El secreto
Sé que lo sabía porque era imposible no adivinarlo. El aire se tensaba cuando nos encontrábamos casualmente en la cocina o en el living y el tiempo se detenía en un espasmo cómplice.
Yo me pasaba el día recordando esos instantes, saboreando su mirada detenida en mis pechos hinchados, evocando el roce de su mano, intencional, caliente, inmenso, cuando me acercaba a saludarlo.
Era lo que mi madre llamaría un “tipo de cuidado”, aficionado a los deportes extremos y la adrenalina, iniciado en los negocios dudosos y experto en la mentira fácil había llegado hasta nosotros persiguiendo una quimera que también le contagió a mi marido. Fueron íntimos una vez – los hombres nunca dejan de ser amigos aunque 20 años sean muchos- por eso y porque dormía hasta tarde lo dejabamos solo en casa. Julián se iba a trabajar a las 8 y yo tomaba el colectivo un poco antes para ir a mi oficina mientras lo imaginaba hurgando en mis cajones, abriendo mis placares, tocando los vestidos que dejaba para que él los viera y me imaginara adentro, con todas mis exhuberancias a su alcance.

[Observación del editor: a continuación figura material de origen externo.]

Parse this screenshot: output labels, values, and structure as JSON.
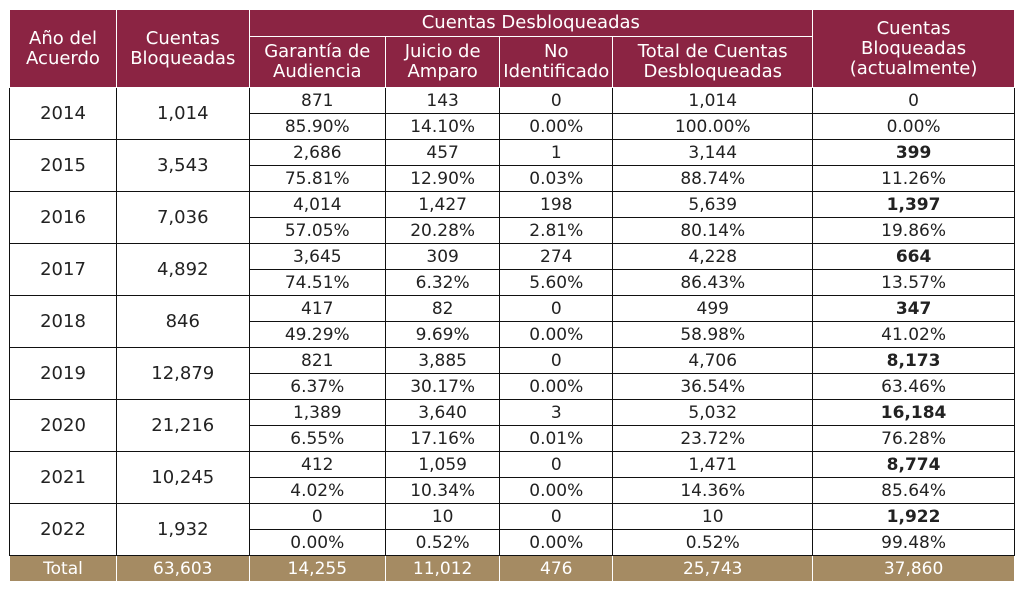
{
  "headers": {
    "year": [
      "Año del",
      "Acuerdo"
    ],
    "blocked": [
      "Cuentas",
      "Bloqueadas"
    ],
    "group": "Cuentas Desbloqueadas",
    "garantia": [
      "Garantía de",
      "Audiencia"
    ],
    "juicio": [
      "Juicio de",
      "Amparo"
    ],
    "noid": [
      "No",
      "Identificado"
    ],
    "total_unblocked": [
      "Total de Cuentas",
      "Desbloqueadas"
    ],
    "currently_blocked": [
      "Cuentas",
      "Bloqueadas",
      "(actualmente)"
    ]
  },
  "rows": [
    {
      "year": "2014",
      "blocked": "1,014",
      "counts": [
        "871",
        "143",
        "0",
        "1,014",
        "0"
      ],
      "pcts": [
        "85.90%",
        "14.10%",
        "0.00%",
        "100.00%",
        "0.00%"
      ]
    },
    {
      "year": "2015",
      "blocked": "3,543",
      "counts": [
        "2,686",
        "457",
        "1",
        "3,144",
        "399"
      ],
      "pcts": [
        "75.81%",
        "12.90%",
        "0.03%",
        "88.74%",
        "11.26%"
      ]
    },
    {
      "year": "2016",
      "blocked": "7,036",
      "counts": [
        "4,014",
        "1,427",
        "198",
        "5,639",
        "1,397"
      ],
      "pcts": [
        "57.05%",
        "20.28%",
        "2.81%",
        "80.14%",
        "19.86%"
      ]
    },
    {
      "year": "2017",
      "blocked": "4,892",
      "counts": [
        "3,645",
        "309",
        "274",
        "4,228",
        "664"
      ],
      "pcts": [
        "74.51%",
        "6.32%",
        "5.60%",
        "86.43%",
        "13.57%"
      ]
    },
    {
      "year": "2018",
      "blocked": "846",
      "counts": [
        "417",
        "82",
        "0",
        "499",
        "347"
      ],
      "pcts": [
        "49.29%",
        "9.69%",
        "0.00%",
        "58.98%",
        "41.02%"
      ]
    },
    {
      "year": "2019",
      "blocked": "12,879",
      "counts": [
        "821",
        "3,885",
        "0",
        "4,706",
        "8,173"
      ],
      "pcts": [
        "6.37%",
        "30.17%",
        "0.00%",
        "36.54%",
        "63.46%"
      ]
    },
    {
      "year": "2020",
      "blocked": "21,216",
      "counts": [
        "1,389",
        "3,640",
        "3",
        "5,032",
        "16,184"
      ],
      "pcts": [
        "6.55%",
        "17.16%",
        "0.01%",
        "23.72%",
        "76.28%"
      ]
    },
    {
      "year": "2021",
      "blocked": "10,245",
      "counts": [
        "412",
        "1,059",
        "0",
        "1,471",
        "8,774"
      ],
      "pcts": [
        "4.02%",
        "10.34%",
        "0.00%",
        "14.36%",
        "85.64%"
      ]
    },
    {
      "year": "2022",
      "blocked": "1,932",
      "counts": [
        "0",
        "10",
        "0",
        "10",
        "1,922"
      ],
      "pcts": [
        "0.00%",
        "0.52%",
        "0.00%",
        "0.52%",
        "99.48%"
      ]
    }
  ],
  "total": {
    "label": "Total",
    "values": [
      "63,603",
      "14,255",
      "11,012",
      "476",
      "25,743",
      "37,860"
    ]
  },
  "colors": {
    "header_bg": "#8b2443",
    "total_bg": "#a58b63"
  }
}
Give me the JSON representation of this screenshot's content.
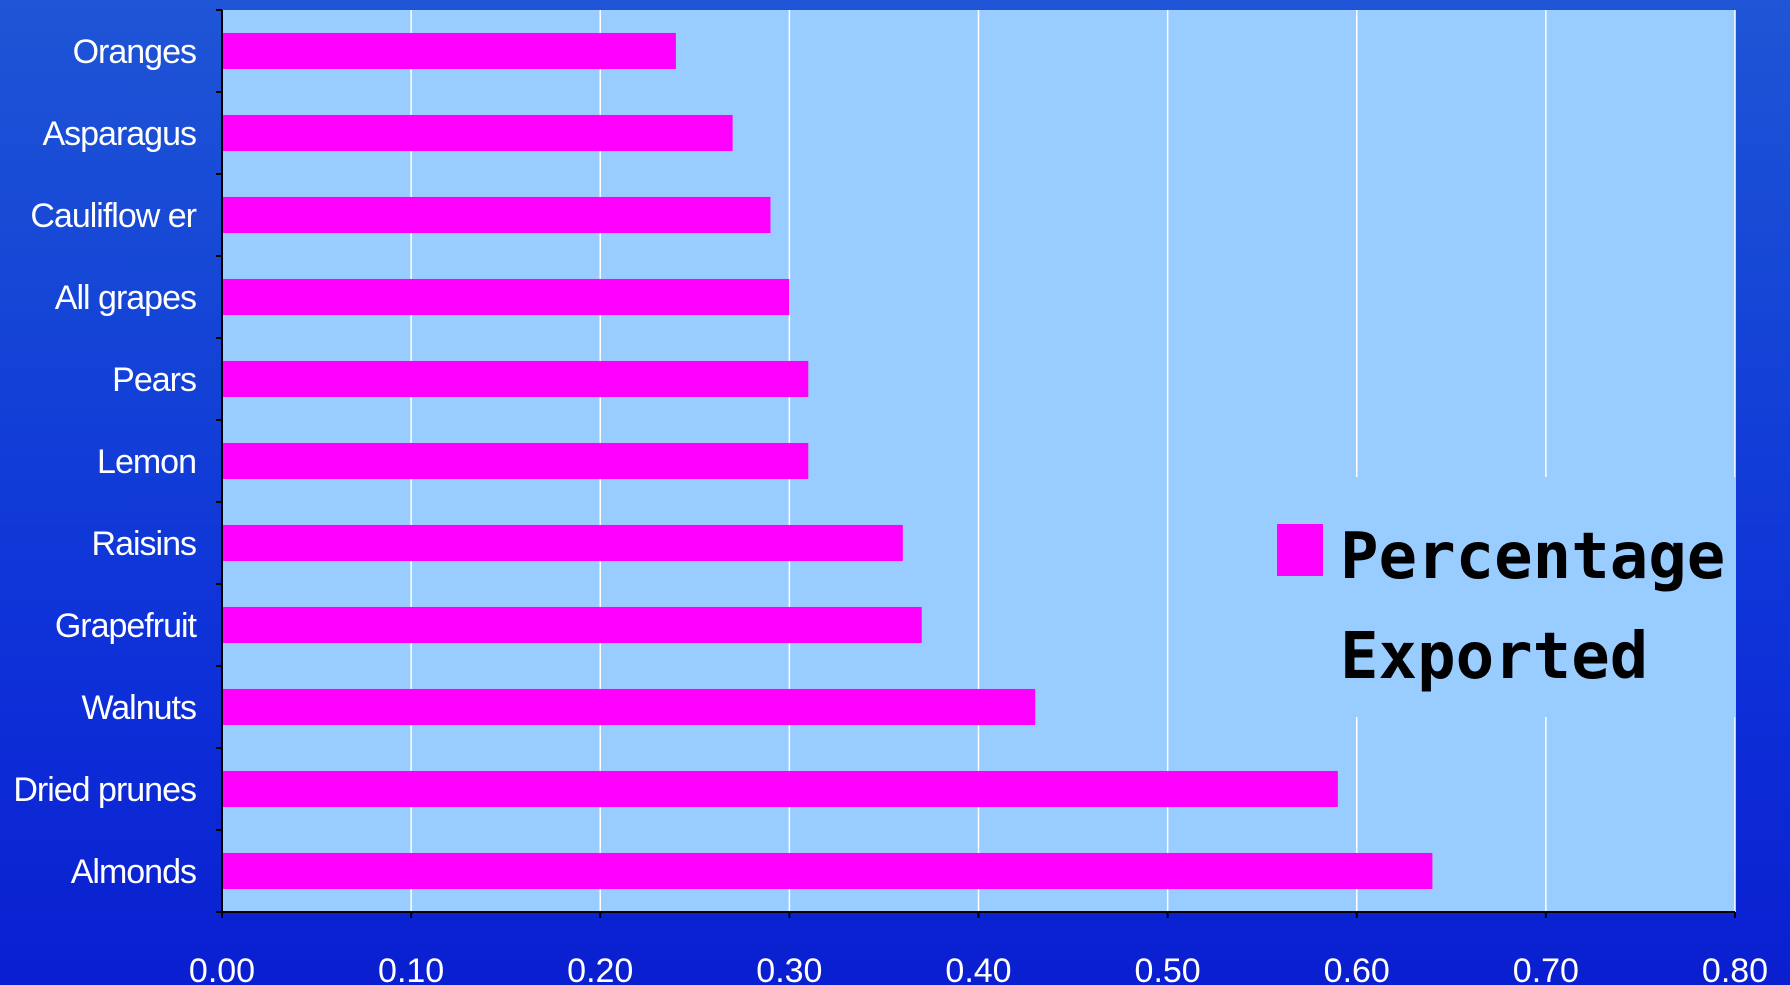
{
  "chart_data": {
    "type": "bar",
    "orientation": "horizontal",
    "categories": [
      "Almonds",
      "Dried prunes",
      "Walnuts",
      "Grapefruit",
      "Raisins",
      "Lemon",
      "Pears",
      "All grapes",
      "Cauliflow er",
      "Asparagus",
      "Oranges"
    ],
    "series": [
      {
        "name": "Percentage Exported",
        "values": [
          0.64,
          0.59,
          0.43,
          0.37,
          0.36,
          0.31,
          0.31,
          0.3,
          0.29,
          0.27,
          0.24
        ]
      }
    ],
    "xlim": [
      0,
      0.8
    ],
    "x_ticks": [
      "0.00",
      "0.10",
      "0.20",
      "0.30",
      "0.40",
      "0.50",
      "0.60",
      "0.70",
      "0.80"
    ],
    "grid": "vertical",
    "legend": {
      "lines": [
        "Percentage",
        "Exported"
      ],
      "placement": "right"
    },
    "colors": {
      "bar": "#ff00ff",
      "plot_background": "#99ccff",
      "gridline": "#ffffff",
      "axis": "#000000",
      "text": "#ffffff"
    }
  }
}
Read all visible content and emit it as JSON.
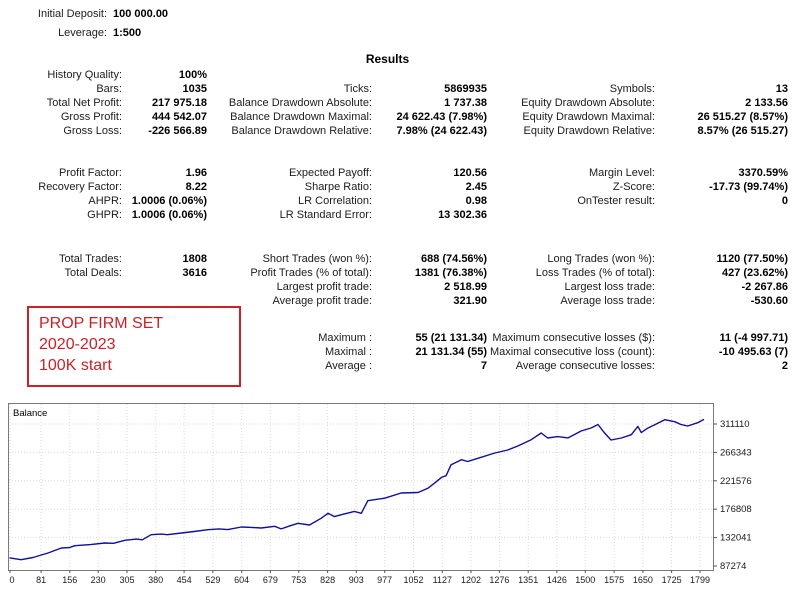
{
  "header": {
    "initial_deposit_label": "Initial Deposit:",
    "initial_deposit_value": "100 000.00",
    "leverage_label": "Leverage:",
    "leverage_value": "1:500",
    "results_title": "Results"
  },
  "annotation": {
    "lines": [
      "PROP FIRM SET",
      "2020-2023",
      "100K start"
    ],
    "color": "#cc2127"
  },
  "stats": {
    "blocks": [
      {
        "rows": [
          [
            "History Quality:",
            "100%",
            "",
            "",
            "",
            ""
          ],
          [
            "Bars:",
            "1035",
            "Ticks:",
            "5869935",
            "Symbols:",
            "13"
          ],
          [
            "Total Net Profit:",
            "217 975.18",
            "Balance Drawdown Absolute:",
            "1 737.38",
            "Equity Drawdown Absolute:",
            "2 133.56"
          ],
          [
            "Gross Profit:",
            "444 542.07",
            "Balance Drawdown Maximal:",
            "24 622.43 (7.98%)",
            "Equity Drawdown Maximal:",
            "26 515.27 (8.57%)"
          ],
          [
            "Gross Loss:",
            "-226 566.89",
            "Balance Drawdown Relative:",
            "7.98% (24 622.43)",
            "Equity Drawdown Relative:",
            "8.57% (26 515.27)"
          ]
        ]
      },
      {
        "rows": [
          [
            "Profit Factor:",
            "1.96",
            "Expected Payoff:",
            "120.56",
            "Margin Level:",
            "3370.59%"
          ],
          [
            "Recovery Factor:",
            "8.22",
            "Sharpe Ratio:",
            "2.45",
            "Z-Score:",
            "-17.73 (99.74%)"
          ],
          [
            "AHPR:",
            "1.0006 (0.06%)",
            "LR Correlation:",
            "0.98",
            "OnTester result:",
            "0"
          ],
          [
            "GHPR:",
            "1.0006 (0.06%)",
            "LR Standard Error:",
            "13 302.36",
            "",
            ""
          ]
        ]
      },
      {
        "rows": [
          [
            "Total Trades:",
            "1808",
            "Short Trades (won %):",
            "688 (74.56%)",
            "Long Trades (won %):",
            "1120 (77.50%)"
          ],
          [
            "Total Deals:",
            "3616",
            "Profit Trades (% of total):",
            "1381 (76.38%)",
            "Loss Trades (% of total):",
            "427 (23.62%)"
          ],
          [
            "",
            "",
            "Largest profit trade:",
            "2 518.99",
            "Largest loss trade:",
            "-2 267.86"
          ],
          [
            "",
            "",
            "Average profit trade:",
            "321.90",
            "Average loss trade:",
            "-530.60"
          ]
        ]
      },
      {
        "rows": [
          [
            "",
            "",
            "Maximum :",
            "55 (21 131.34)",
            "Maximum consecutive losses ($):",
            "11 (-4 997.71)"
          ],
          [
            "",
            "",
            "Maximal :",
            "21 131.34 (55)",
            "Maximal consecutive loss (count):",
            "-10 495.63 (7)"
          ],
          [
            "",
            "",
            "Average :",
            "7",
            "Average consecutive losses:",
            "2"
          ]
        ]
      }
    ]
  },
  "chart_data": {
    "type": "line",
    "title": "Balance",
    "xlabel": "",
    "ylabel": "",
    "xlim": [
      0,
      1808
    ],
    "ylim": [
      87274,
      311110
    ],
    "grid": true,
    "x_ticks": [
      0,
      81,
      156,
      230,
      305,
      380,
      454,
      529,
      604,
      679,
      753,
      828,
      903,
      977,
      1052,
      1127,
      1202,
      1276,
      1351,
      1426,
      1500,
      1575,
      1650,
      1725,
      1799
    ],
    "y_ticks": [
      87274,
      132041,
      176808,
      221576,
      266343,
      311110
    ],
    "colors": {
      "line": "#10109b",
      "grid": "#d9d9d9",
      "border": "#7a7a7a",
      "axis_text": "#1a1a1a"
    },
    "series": [
      {
        "name": "Balance",
        "points": [
          [
            0,
            100000
          ],
          [
            29,
            97200
          ],
          [
            60,
            100600
          ],
          [
            99,
            107700
          ],
          [
            134,
            115600
          ],
          [
            155,
            116200
          ],
          [
            169,
            119300
          ],
          [
            210,
            121000
          ],
          [
            247,
            123500
          ],
          [
            270,
            123000
          ],
          [
            299,
            127800
          ],
          [
            330,
            129600
          ],
          [
            345,
            128500
          ],
          [
            368,
            136600
          ],
          [
            395,
            137600
          ],
          [
            410,
            136600
          ],
          [
            447,
            139300
          ],
          [
            480,
            141600
          ],
          [
            516,
            144500
          ],
          [
            545,
            145800
          ],
          [
            568,
            144700
          ],
          [
            603,
            148700
          ],
          [
            630,
            148100
          ],
          [
            655,
            147200
          ],
          [
            690,
            149900
          ],
          [
            707,
            145700
          ],
          [
            730,
            150600
          ],
          [
            751,
            154600
          ],
          [
            781,
            151900
          ],
          [
            811,
            162400
          ],
          [
            829,
            170300
          ],
          [
            846,
            165100
          ],
          [
            864,
            168200
          ],
          [
            898,
            173400
          ],
          [
            916,
            170300
          ],
          [
            933,
            190200
          ],
          [
            977,
            194100
          ],
          [
            1020,
            202300
          ],
          [
            1064,
            203100
          ],
          [
            1090,
            210000
          ],
          [
            1107,
            218000
          ],
          [
            1125,
            227000
          ],
          [
            1137,
            229600
          ],
          [
            1150,
            247000
          ],
          [
            1177,
            254800
          ],
          [
            1193,
            252000
          ],
          [
            1220,
            257100
          ],
          [
            1264,
            265400
          ],
          [
            1298,
            270100
          ],
          [
            1324,
            276400
          ],
          [
            1359,
            286400
          ],
          [
            1385,
            296900
          ],
          [
            1402,
            289100
          ],
          [
            1428,
            291200
          ],
          [
            1455,
            289200
          ],
          [
            1489,
            300100
          ],
          [
            1515,
            304800
          ],
          [
            1533,
            310300
          ],
          [
            1550,
            297100
          ],
          [
            1567,
            285900
          ],
          [
            1594,
            289100
          ],
          [
            1620,
            294300
          ],
          [
            1637,
            307400
          ],
          [
            1646,
            297600
          ],
          [
            1663,
            304700
          ],
          [
            1689,
            312200
          ],
          [
            1707,
            317900
          ],
          [
            1733,
            314800
          ],
          [
            1750,
            310100
          ],
          [
            1767,
            307900
          ],
          [
            1793,
            313100
          ],
          [
            1808,
            317975
          ]
        ]
      }
    ]
  }
}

Cuando volvíamos estaba trabajando en su laptoc todavía, perfectamente desalineado y con esa sonrisa fácil y entradora. Julián se sentaba a su lado y charlaban de bueyes perdidos, proyectos y mujeres con una complicidad que me daba celos. Yo fingía no prestar atención a esos dos hombres todo hormonas que llenaban el aire de sexo y mi mente de obscenidades. El uno, el mío, el que me gustaba desde siempre seducido por los planes del otro, puras endorfinas, puro entusiasmo, puros castillos en el aire.
Sabíamos que el sábado se iría temprano, una semana era mucho en su vida y seguro había alguien esperándolo en España, alguien que nunca se insinuó, alguien de quien yo no quería saber. Por eso el viernes me encontró encendida, ansiosa, con un revoltijo en la panza. Tardé más de la cuenta en volver de trabajar, había sido una de esas tardes esponjosas de verano y decidí regresar caminando, paladeando el aire fresco del atardecer y llenándome de perfumes de azar, tilo, jazmín, recordándome porque nunca me había mudado, porque siempre quiero volver a ese pedacito mío en el culo del mundo que es todavía barrio y que guarda los sonidos de mi infancia.
Cuando llegué a casa encontré las luces apagadas, Rita Lee tronando en el “home” y las carcajadas intensas de Julián. Estaban en la galería. El parque se veía precioso con los últimos reflejos del sol.
Me descalcé y fui con ellos, Julián me invito a sentarme sobre él y jugueteaba con mi pelo y mi cuello mientras hablaba, sus palabras olían a cerveza y desborde, sus ojos inmensos brillaban cómplices, yo podía sentir su instinto animal y supongo que me deje invadir. Sólo recuerdo las manos flotando a mi alrededor, la piernas, los labios en esa danza primitiva y sensual.
Muchas manos, muchas piernas, muchos labios y mi conciencia disipándose embriagada en sabores conocidos y sobrecogida de sabores nuevos.
El sábado se fue temprano. No pudimos saludarlo, y de algún modo fue mejor.
Amanecí enlazada a Julián y deseando su cuerpo todavía, empapada de imágenes perversas y con la piel inquieta.
Nunca volvimos a hablar de esa noche, de la frontera que empujamos, de los besos desatados y las huellas recorridas, pero muchas veces nos seguimos buscando con perfume a jazmín y tilo y nos recorremos con los sentidos ávidos y la complicidad del secreto. Puede que hasta se nos escape un piropo gallego o nos quememos bailando a Rita Lee.
A veces pienso, recordando ese verano, que es mucho el peso de vivir con un secreto, a veces me respondo, con la piel urgente, que ya no podríamos vivir de otra manera.